【研究成果の概要】 l OLL2712株を含む発酵乳を糖尿病予備群の成人が12週間摂取することで、摂取前および同乳酸菌を含まない発酵乳を摂取した場合に比べてHbA1cが有意に低下しました。2件のヒト対象研究で同様の結果となり再現性が確認されました。 l OLL2712株を摂取終了後の後観察期間には、HbA1cは徐々に摂取前の値に近づきました。HbA1cは過去1~2か月間の平均血糖値を反映するため、16週後では同乳酸菌摂取の効果が見られましたが、20週後では群内および群間の有意差がなくなりました。 l 以上の結果から、OLL2712株を長期摂取することで血糖コントロールを改善し、2型糖尿病の発症リスクを低減できる可能性が示されました。

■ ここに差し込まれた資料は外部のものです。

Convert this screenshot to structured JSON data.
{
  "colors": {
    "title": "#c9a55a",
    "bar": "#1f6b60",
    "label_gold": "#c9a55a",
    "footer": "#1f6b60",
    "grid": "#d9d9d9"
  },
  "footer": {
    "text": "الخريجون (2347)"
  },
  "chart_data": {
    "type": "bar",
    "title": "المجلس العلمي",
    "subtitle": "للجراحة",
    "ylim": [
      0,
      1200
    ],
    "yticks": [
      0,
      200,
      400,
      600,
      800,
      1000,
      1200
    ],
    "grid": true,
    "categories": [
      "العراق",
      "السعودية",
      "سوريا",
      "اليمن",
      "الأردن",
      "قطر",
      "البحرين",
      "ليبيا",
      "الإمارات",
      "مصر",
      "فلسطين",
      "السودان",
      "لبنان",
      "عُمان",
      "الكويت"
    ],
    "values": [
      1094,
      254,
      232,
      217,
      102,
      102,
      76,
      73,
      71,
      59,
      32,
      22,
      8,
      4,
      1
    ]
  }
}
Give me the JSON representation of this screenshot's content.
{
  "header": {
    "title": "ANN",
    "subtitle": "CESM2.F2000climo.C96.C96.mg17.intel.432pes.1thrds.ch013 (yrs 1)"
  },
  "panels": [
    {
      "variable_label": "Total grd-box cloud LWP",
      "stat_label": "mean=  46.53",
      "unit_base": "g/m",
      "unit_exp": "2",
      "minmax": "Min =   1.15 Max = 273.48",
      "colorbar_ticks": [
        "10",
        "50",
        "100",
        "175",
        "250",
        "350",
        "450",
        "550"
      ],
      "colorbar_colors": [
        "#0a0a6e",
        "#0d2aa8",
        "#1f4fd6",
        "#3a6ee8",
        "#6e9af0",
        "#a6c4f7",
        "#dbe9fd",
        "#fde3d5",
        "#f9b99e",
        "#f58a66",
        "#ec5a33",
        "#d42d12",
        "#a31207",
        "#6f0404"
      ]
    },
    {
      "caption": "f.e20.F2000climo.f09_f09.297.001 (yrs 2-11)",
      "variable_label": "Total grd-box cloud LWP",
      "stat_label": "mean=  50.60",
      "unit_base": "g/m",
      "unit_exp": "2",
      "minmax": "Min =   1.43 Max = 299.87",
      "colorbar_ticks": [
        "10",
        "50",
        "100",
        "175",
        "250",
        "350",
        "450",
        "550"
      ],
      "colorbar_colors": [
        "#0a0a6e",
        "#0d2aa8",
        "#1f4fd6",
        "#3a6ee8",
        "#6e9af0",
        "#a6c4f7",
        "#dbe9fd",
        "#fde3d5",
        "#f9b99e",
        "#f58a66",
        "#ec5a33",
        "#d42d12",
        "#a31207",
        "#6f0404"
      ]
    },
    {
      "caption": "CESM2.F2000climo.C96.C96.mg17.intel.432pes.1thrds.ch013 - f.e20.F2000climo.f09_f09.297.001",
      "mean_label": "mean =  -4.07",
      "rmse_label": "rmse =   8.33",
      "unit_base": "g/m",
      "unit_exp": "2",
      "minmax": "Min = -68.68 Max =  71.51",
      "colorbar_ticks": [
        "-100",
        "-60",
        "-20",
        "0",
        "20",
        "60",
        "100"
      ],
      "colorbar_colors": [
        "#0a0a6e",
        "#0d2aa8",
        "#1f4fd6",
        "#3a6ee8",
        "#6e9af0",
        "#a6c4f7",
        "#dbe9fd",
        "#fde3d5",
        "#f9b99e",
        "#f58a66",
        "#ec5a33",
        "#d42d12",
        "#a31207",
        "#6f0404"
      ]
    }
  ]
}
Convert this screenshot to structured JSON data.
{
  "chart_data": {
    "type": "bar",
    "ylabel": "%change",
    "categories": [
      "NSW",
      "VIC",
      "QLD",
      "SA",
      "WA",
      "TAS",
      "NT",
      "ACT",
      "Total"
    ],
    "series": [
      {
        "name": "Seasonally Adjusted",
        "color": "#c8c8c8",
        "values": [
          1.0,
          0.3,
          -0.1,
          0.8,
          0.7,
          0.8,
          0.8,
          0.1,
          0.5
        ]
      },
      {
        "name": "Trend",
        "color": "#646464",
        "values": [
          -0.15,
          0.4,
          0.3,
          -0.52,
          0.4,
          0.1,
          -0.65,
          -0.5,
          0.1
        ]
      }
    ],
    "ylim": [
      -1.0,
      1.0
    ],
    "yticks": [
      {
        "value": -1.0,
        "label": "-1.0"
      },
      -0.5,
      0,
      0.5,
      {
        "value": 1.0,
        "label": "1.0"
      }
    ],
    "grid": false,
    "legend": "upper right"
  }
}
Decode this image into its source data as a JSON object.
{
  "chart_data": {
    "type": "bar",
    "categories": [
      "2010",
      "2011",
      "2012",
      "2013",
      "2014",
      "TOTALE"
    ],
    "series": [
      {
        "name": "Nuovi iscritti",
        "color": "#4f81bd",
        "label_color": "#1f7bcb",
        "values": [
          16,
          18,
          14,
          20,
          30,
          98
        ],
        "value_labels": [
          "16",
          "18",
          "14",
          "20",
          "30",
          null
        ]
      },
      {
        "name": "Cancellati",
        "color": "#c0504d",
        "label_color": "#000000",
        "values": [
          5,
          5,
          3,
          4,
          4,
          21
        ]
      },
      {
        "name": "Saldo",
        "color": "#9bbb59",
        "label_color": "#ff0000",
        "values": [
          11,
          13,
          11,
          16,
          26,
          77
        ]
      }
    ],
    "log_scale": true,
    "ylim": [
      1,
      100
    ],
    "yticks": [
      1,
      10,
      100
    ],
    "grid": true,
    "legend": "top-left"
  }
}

【研究の概要】 試験1 HbA1cが5.6%以上6.4%以下かつ空腹時血糖値が100mg/dL以上125mg/dL以下の健常成人を被験者としました。130名を2群(各群65名)に分け、1つの群にはOLL2712株の加熱菌体を5×109個以上配合した112gの発酵乳(OLL2712株入り発酵乳)を12週間毎日1個摂取していただき、他方の群にはOLL2712株が入っていない発酵乳(プラセボ)を同様に摂取していただきました。 その結果、以下の変化が認められました。 ① 摂取前と比べて12週間摂取後に両群共にHbA1cが有意に低下しましたが、OLL2712株入り発酵乳摂取群ではプラセボ群と比べても有意にHbA1cが低下しました。 ② 摂取前と比べて12週間摂取後にプラセボ群ではインスリン抵抗性指標(HOMA-IR)の有意な上昇が認められましたが、OLL2712株入り発酵乳摂取群ではHOMA-IRが上昇せず正常に維持されました。
試験2 HbA1cが5.6%以上6.4%以下の健常成人を被験者としました。148名を2群(各群74名)に分け、1つの群にはOLL2712株の加熱菌体を5×109個以上配合した112gの発酵乳(OLL2712株入り発酵乳)を12週間毎日1個摂取していただき、他方の群にはOLL2712株が入っていない発酵乳(プラセボ)を同様に摂取していただきました。また、8週間の後観察期間を設けて摂取終了後の指標の推移も観察しました。 その結果、以下の変化が認められました。(図2) ① 摂取前と比べて12週間摂取後に両群共にHbA1cが有意に低下しましたが、OLL2712株入り発酵乳摂取群ではプラセボ群と比べても有意にHbA1cが低下しました。(試験1の再現性が確認できました) ② 摂取前と比べて16週後では、OLL2712株入り発酵乳摂取群でのみHbA1cが有意に低下し、プラセボ群と比べても有意な低下が認められました。HbA1cは過去1~2か月間の平均血糖値を反映するため、上述の結果はOLL2712株の摂取による効果と考えられます。 ③ 20週後(後観察8週後)では、摂取前と比べて有意差は見られなくなり、プラセボ群と比べても差がありませんでした。 【考察】 近年、発酵乳や特定の乳酸菌に糖代謝改善作用があることが報告されています。今回、2件のヒト対象研究の結果より、OLL2712株の摂取によりHbA1cが低下することが実証されました。後観察期間の推移も踏まえると、より長期間摂取することでより大きな効果が期待されます。また、本研究ではプラセボである発酵乳自体にも摂取前後比較で糖代謝改善作用が認められましたが、OLL2712株を含む発酵乳ではHbA1cの低下作用がさらに大きいことが示されました。今回の研究成果からOLL2712株を含む発酵乳は血糖コントロールの改善に適した食品であると考えられます。